Is moving more of your money into cash the right move for you?

It depends, among other factors, on how much you have in cash already and your short- and long-term goals.

Most everyone needs an emergency fund, pros say. “Most advisers believe a good rule of thumb is to have at least 3 to 6 months of income on hand. For cash purposes like emergency funds, savers should definitely be taking advantage of higher rates in bank instruments like savings accounts, high-interest money market accounts and even to some extent, short term CDs. This is a time to be shopping the rates and being aware of those options,” says certified financial planner David Maurice at Worthwhile Wealth.

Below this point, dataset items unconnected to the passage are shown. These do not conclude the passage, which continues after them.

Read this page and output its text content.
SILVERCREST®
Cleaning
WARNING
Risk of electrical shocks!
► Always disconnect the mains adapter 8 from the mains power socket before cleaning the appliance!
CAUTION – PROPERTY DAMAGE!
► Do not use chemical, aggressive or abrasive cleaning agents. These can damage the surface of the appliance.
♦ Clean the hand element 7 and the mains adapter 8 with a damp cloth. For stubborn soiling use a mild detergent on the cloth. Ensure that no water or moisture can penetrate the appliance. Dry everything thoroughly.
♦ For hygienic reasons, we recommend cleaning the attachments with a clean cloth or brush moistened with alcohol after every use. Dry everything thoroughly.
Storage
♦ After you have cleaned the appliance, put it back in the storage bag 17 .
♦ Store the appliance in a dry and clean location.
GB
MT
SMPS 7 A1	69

And Daniel says cash makes sense in a variety of settings. “Having a suitable reserve is always recommended. Holding a lot of cash within retirement accounts depends on the individual. Considering that the cash could generate very close to the same yield as a Total Return Bond fund, there really isn’t a compelling reason to not have some liquidity in a super short-term fund or even a money market,” says Daniel. To determine how much cash should be in a retirement account, Daniel says it’s best to understand the total return an investor is trying to achieve. “Then figure out what is the optimal way to design that with the least amount of risk,” says Daniel.

That said, don’t go running to cash if it’s not part of your long-term strategy. Bobbi Rebell, founder of Financial Wellness Strategies and author of Launching Financial Grownups, recommends that people stick to their own plan and not pay attention to what others are doing. “Our resources are different as are our priorities, objectives, goals and values. In other words, if all those point to moving to a strategy with less equity exposure and keeping more money in cash, then that’s the best plan. Focus on your own goals and be mindful of the economic factors that will impact your ability to achieve those goals,” says Rebell.

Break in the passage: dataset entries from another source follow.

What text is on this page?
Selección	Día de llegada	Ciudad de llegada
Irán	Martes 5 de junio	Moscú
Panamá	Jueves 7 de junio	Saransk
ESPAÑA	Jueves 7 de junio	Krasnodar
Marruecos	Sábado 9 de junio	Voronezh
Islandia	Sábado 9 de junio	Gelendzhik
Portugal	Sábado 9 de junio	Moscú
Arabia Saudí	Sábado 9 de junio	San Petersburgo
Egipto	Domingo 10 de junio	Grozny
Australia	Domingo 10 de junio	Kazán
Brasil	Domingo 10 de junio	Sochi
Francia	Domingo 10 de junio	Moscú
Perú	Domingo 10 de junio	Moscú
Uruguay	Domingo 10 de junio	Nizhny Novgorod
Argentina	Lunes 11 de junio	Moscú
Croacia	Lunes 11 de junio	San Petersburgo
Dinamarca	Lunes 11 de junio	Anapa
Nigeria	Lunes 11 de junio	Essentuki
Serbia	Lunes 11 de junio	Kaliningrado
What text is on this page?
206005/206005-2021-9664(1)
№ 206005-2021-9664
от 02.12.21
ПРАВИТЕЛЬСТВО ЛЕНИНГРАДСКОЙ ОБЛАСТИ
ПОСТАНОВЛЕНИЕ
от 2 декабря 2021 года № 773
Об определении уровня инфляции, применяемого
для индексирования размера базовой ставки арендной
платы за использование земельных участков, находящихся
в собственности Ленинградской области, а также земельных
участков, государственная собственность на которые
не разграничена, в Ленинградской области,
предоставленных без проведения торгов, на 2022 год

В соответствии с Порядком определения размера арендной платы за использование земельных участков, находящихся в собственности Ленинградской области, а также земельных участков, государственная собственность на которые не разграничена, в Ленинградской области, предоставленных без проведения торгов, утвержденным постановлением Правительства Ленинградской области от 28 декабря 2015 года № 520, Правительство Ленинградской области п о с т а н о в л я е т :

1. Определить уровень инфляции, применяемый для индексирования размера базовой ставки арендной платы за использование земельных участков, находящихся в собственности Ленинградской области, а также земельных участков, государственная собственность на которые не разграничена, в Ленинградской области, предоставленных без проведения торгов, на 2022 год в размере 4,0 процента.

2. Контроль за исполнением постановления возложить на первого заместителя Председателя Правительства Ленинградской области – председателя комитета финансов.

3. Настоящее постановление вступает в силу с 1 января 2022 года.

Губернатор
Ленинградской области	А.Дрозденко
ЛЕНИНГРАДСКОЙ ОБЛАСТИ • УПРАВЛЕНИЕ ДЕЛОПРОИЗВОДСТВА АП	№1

Jason Co, certified financial planner at Co Planning Group, says for those with short-term spending objectives, “parking their money in a high-yield savings account or, at a stretch, a money market fund for added returns, would be most advisable. As for individuals with a more extended investment horizon of five years or more, a hoard-now approach might not be the most effective. Instead, I’d advocate for a balanced investment strategy that spreads their assets across diverse investment vehicles including cash, stocks, bonds and tangible assets.”

Maurice agrees that long-term investors shouldn’t be hoarding cash as the likelihood of exiting the bear market and entering a new bill market will take most investors by surprise, leaving them to miss out on what are typically significant gains. “The longer one stays out waiting for a clear weather sign, the harder it is to get back in with all or any part of hoarded cash,” says Maurice.

Where should you put your cash?

If you do decide to free up some cash, Daniel says investors could use a money market fund or high-yield savings account that would get them yields between 3.5% to 4.5%. “If they want to lock in that yield, a CD would be useful. If their money is inside an investment account or retirement account, then a money market fund, T-Bill or short-term bond fund would work as well,” says Daniel.

Before determining exactly where you should put your money though, Rebell says it’s important to consider your timeline. “From there you can decide whether to choose something like a CD, a government bond tied to inflation or a high yield savings account. One thing to remember is FDIC insurance still has limits, so savers should be mindful to make sure they don’t keep more money in any given account than will be covered should something go wrong at their financial institution,” says Rebell.